Figures: Your figure should score a perfect 10 to fit into designer sizes. Still no research has been done to fathom the Indian reality. Rina Dhaka counters, "Fashion, the world over is meant for trim bodies."
Pręt: Huge shoes, twigs in the hair and backless attire with Moghul and mythological figures in front. Kaul argues, "Pręt is just two years old in India. We don't interfere in the aesthetics part but have advised the designers to make more wearable clothes."
Style statement: Male models with sindoor and earrings and females in all white bespectacled look. "It was to add some fun and humour. Otherwise people could not distinguish one designer from the other. People took notice of my work because of this," reasons Rohit Bal. Sabyasachi Mukherjee, whose Kora collection was a cry against war, says, "Fashion is part of the overall reality," adding, "Models were deglamourised so that people could concentrate on my designs."
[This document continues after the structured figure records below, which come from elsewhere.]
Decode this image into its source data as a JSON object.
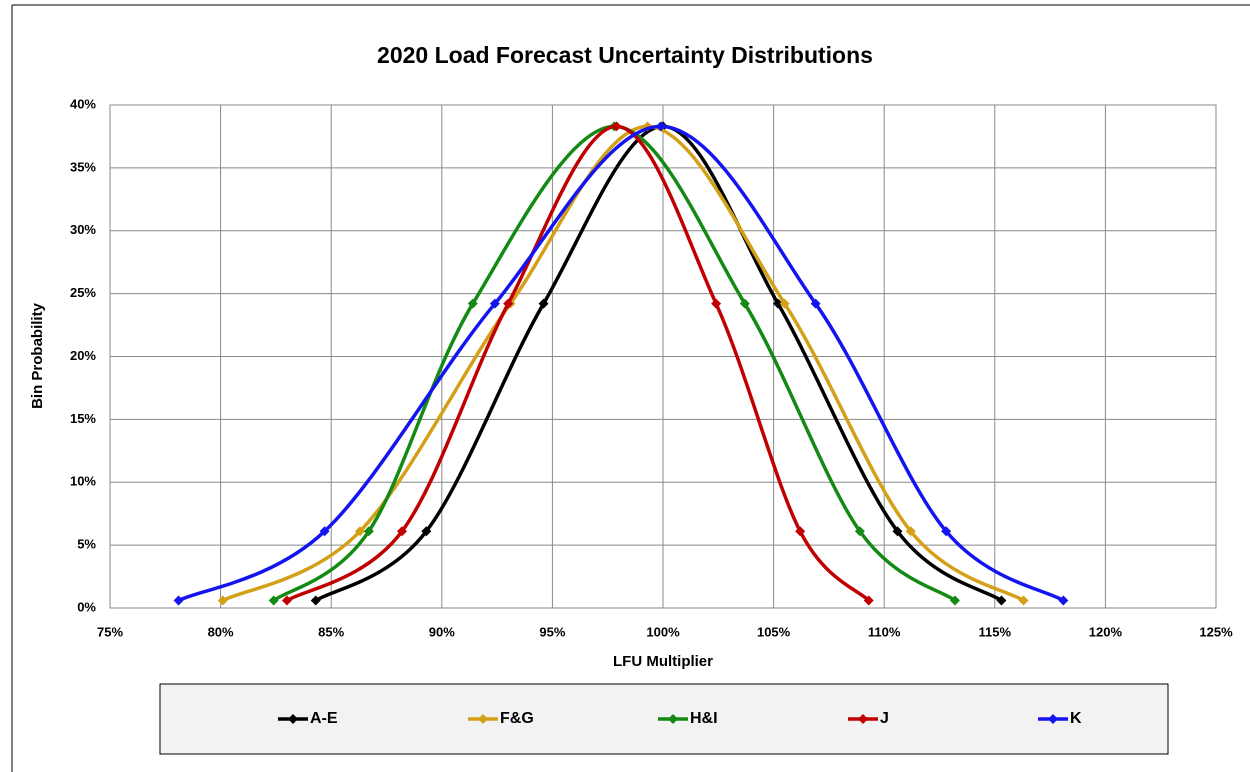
{
  "chart_data": {
    "type": "line",
    "title": "2020 Load Forecast Uncertainty Distributions",
    "x_label": "LFU Multiplier",
    "y_label": "Bin Probability",
    "xlim": [
      75,
      125
    ],
    "xticks": [
      {
        "value": 75,
        "label": "75%"
      },
      {
        "value": 80,
        "label": "80%"
      },
      {
        "value": 85,
        "label": "85%"
      },
      {
        "value": 90,
        "label": "90%"
      },
      {
        "value": 95,
        "label": "95%"
      },
      {
        "value": 100,
        "label": "100%"
      },
      {
        "value": 105,
        "label": "105%"
      },
      {
        "value": 110,
        "label": "110%"
      },
      {
        "value": 115,
        "label": "115%"
      },
      {
        "value": 120,
        "label": "120%"
      },
      {
        "value": 125,
        "label": "125%"
      }
    ],
    "ylim": [
      0,
      40
    ],
    "yticks": [
      {
        "value": 0,
        "label": "0%"
      },
      {
        "value": 5,
        "label": "5%"
      },
      {
        "value": 10,
        "label": "10%"
      },
      {
        "value": 15,
        "label": "15%"
      },
      {
        "value": 20,
        "label": "20%"
      },
      {
        "value": 25,
        "label": "25%"
      },
      {
        "value": 30,
        "label": "30%"
      },
      {
        "value": 35,
        "label": "35%"
      },
      {
        "value": 40,
        "label": "40%"
      }
    ],
    "grid": true,
    "smooth": true,
    "legend": "bottom",
    "series": [
      {
        "name": "A-E",
        "color": "#000000",
        "x": [
          84.3,
          89.3,
          94.6,
          100,
          105.2,
          110.6,
          115.3
        ],
        "values": [
          0.6,
          6.1,
          24.2,
          38.3,
          24.2,
          6.1,
          0.6
        ]
      },
      {
        "name": "F&G",
        "color": "#d4a017",
        "x": [
          80.1,
          86.3,
          93.1,
          99.3,
          105.5,
          111.2,
          116.3
        ],
        "values": [
          0.6,
          6.1,
          24.2,
          38.3,
          24.2,
          6.1,
          0.6
        ]
      },
      {
        "name": "H&I",
        "color": "#138a13",
        "x": [
          82.4,
          86.7,
          91.4,
          97.8,
          103.7,
          108.9,
          113.2
        ],
        "values": [
          0.6,
          6.1,
          24.2,
          38.3,
          24.2,
          6.1,
          0.6
        ]
      },
      {
        "name": "J",
        "color": "#c00000",
        "x": [
          83.0,
          88.2,
          93.0,
          97.9,
          102.4,
          106.2,
          109.3
        ],
        "values": [
          0.6,
          6.1,
          24.2,
          38.3,
          24.2,
          6.1,
          0.6
        ]
      },
      {
        "name": "K",
        "color": "#1414f0",
        "x": [
          78.1,
          84.7,
          92.4,
          99.9,
          106.9,
          112.8,
          118.1
        ],
        "values": [
          0.6,
          6.1,
          24.2,
          38.3,
          24.2,
          6.1,
          0.6
        ]
      }
    ]
  }
}
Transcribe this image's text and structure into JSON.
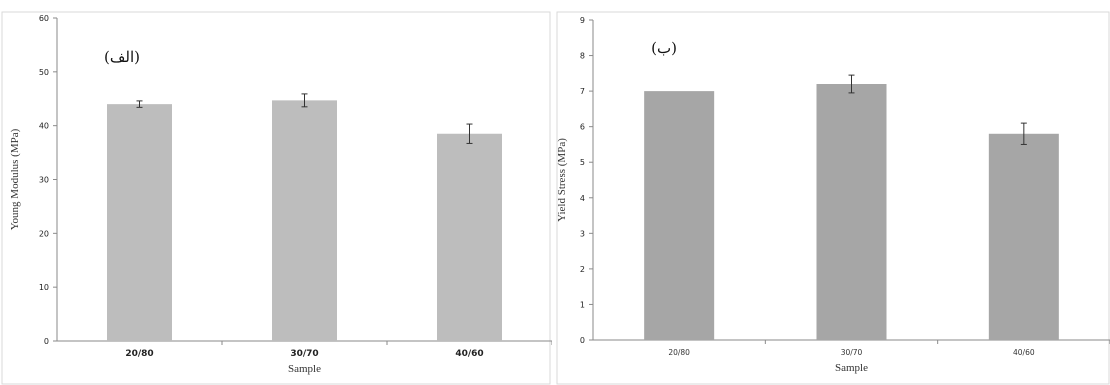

The great divide: While top female models earn Rs.25000 per show, their male counterparts get just Rs.10000. Out of the 55 shows during the Fashion Week, just seven featured male models.
Saving grace: A young lot with practicality and functionality as the benchmark is mending the ramparts of Indian fashion. However, Rina holds, "Most of them are copying us."
Looking forward: FDCI has announced two fashion weeks - one in April concentrating on ramp shows and another later in the year emphasising business.